LOOKING TO 1991 : The...

While transportation picks up steam, environmentalists hope to maintain momentum gained from 1990, the year of the environment.

Progress will be made in the continuing effort to clean up the county’s polluted but valuable ground-water basin. The Orange County Water District will open five state-of-the-art treatment plants in 1991 to remove chemicals from the water basin and produce about 8 million gallons a day of drinkable water. Most of the contamination came from old agricultural runoff or industrial solvent spills.

The year should also bring long-awaited regulations that would require sewage plants and dairy farms that discharge into the Santa Ana River to build treatment plants. The river is a main source of the county’s ground water.

Any business leaders who are dumping toxic waste illegally may find 1991 a good year to straighten up. The district attorney’s office is mounting a crackdown on the crime, which has been increasing because of the cost and difficulty that Southern California companies face when disposing of waste legally.


About a dozen more Orange County cities will jump on the recycling bandwagon next year and implement programs that encourage residents to sort their bottles, papers and cans.
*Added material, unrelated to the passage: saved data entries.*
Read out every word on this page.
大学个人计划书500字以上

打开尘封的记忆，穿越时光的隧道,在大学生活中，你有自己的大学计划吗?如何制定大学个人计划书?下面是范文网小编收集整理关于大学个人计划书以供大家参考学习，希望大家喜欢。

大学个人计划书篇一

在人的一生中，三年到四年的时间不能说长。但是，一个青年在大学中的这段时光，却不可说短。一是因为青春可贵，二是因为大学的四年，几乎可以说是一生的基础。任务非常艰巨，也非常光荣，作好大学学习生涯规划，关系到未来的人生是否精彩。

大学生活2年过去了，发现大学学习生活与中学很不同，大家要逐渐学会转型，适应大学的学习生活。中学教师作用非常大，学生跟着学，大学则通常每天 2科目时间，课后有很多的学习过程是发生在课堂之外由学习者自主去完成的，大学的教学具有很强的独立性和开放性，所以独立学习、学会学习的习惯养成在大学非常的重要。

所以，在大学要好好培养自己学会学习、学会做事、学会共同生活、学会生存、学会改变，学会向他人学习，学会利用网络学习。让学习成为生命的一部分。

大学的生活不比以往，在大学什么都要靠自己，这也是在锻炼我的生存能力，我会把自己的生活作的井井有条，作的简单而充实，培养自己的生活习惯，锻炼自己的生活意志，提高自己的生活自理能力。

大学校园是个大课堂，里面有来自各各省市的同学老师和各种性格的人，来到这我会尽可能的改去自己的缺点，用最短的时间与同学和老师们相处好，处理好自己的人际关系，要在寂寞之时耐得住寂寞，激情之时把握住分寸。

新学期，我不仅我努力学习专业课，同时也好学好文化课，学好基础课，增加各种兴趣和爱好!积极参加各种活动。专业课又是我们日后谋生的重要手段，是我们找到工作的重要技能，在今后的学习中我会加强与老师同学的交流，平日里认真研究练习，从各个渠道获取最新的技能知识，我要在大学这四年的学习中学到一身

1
“Residential recycling of some sort will be going on in almost every city next year,” said Jan Goss, Orange County’s recycling manager. “A lot of cities have programs in planning stages now and will be implementing them soon.”
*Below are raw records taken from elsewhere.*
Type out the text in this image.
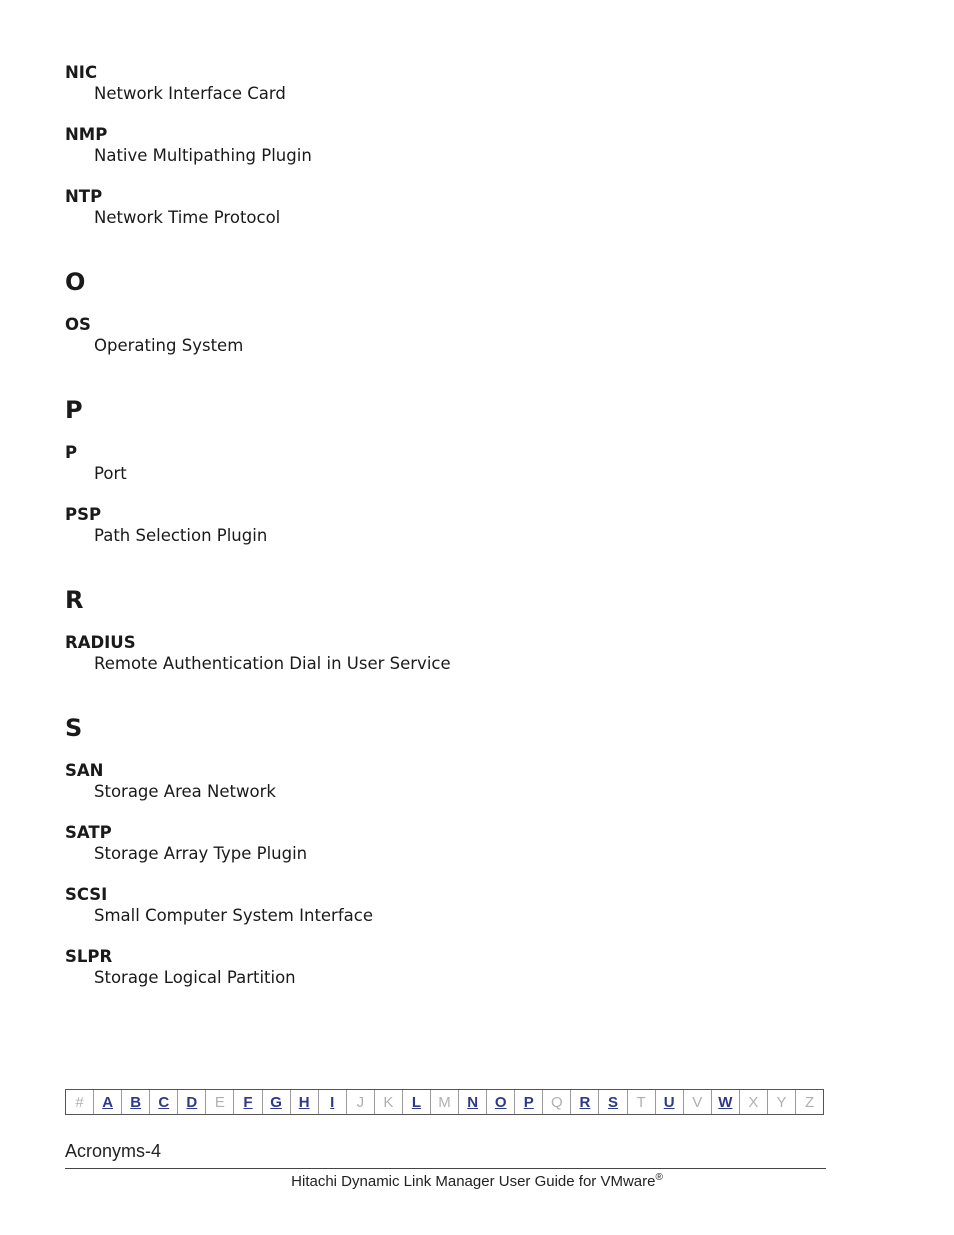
NIC
Network Interface Card
NMP
Native Multipathing Plugin
NTP
Network Time Protocol
O
OS
Operating System
P
P
Port
PSP
Path Selection Plugin
R
RADIUS
Remote Authentication Dial in User Service
S
SAN
Storage Area Network
SATP
Storage Array Type Plugin
SCSI
Small Computer System Interface
SLPR
Storage Logical Partition
#	A	B	C	D	E	F	G	H	I	J	K	L	M	N	O	P	Q	R	S	T	U	V	W	X	Y	Z
Acronyms-4
Hitachi Dynamic Link Manager User Guide for VMware®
Local conservationists anticipate some fierce battles in 1991 as they try to protect the oak groves, coastal sage scrub and other rapidly vanishing wildlife habitats in Gypsum Canyon, Coal Canyon and the southeastern canyons of Orange County.

They promise to fight some new developments more vocally and actively than ever, saying they will resort to lawsuits if necessary.


“Orange County’s not a lost cause yet,” said Esther Burkett, the state Department of Fish and Game’s wildlife biologist for Orange County. “But we have to slow down (development) right now. If we pursue this pace for the next 10 years, then it is a lost cause.”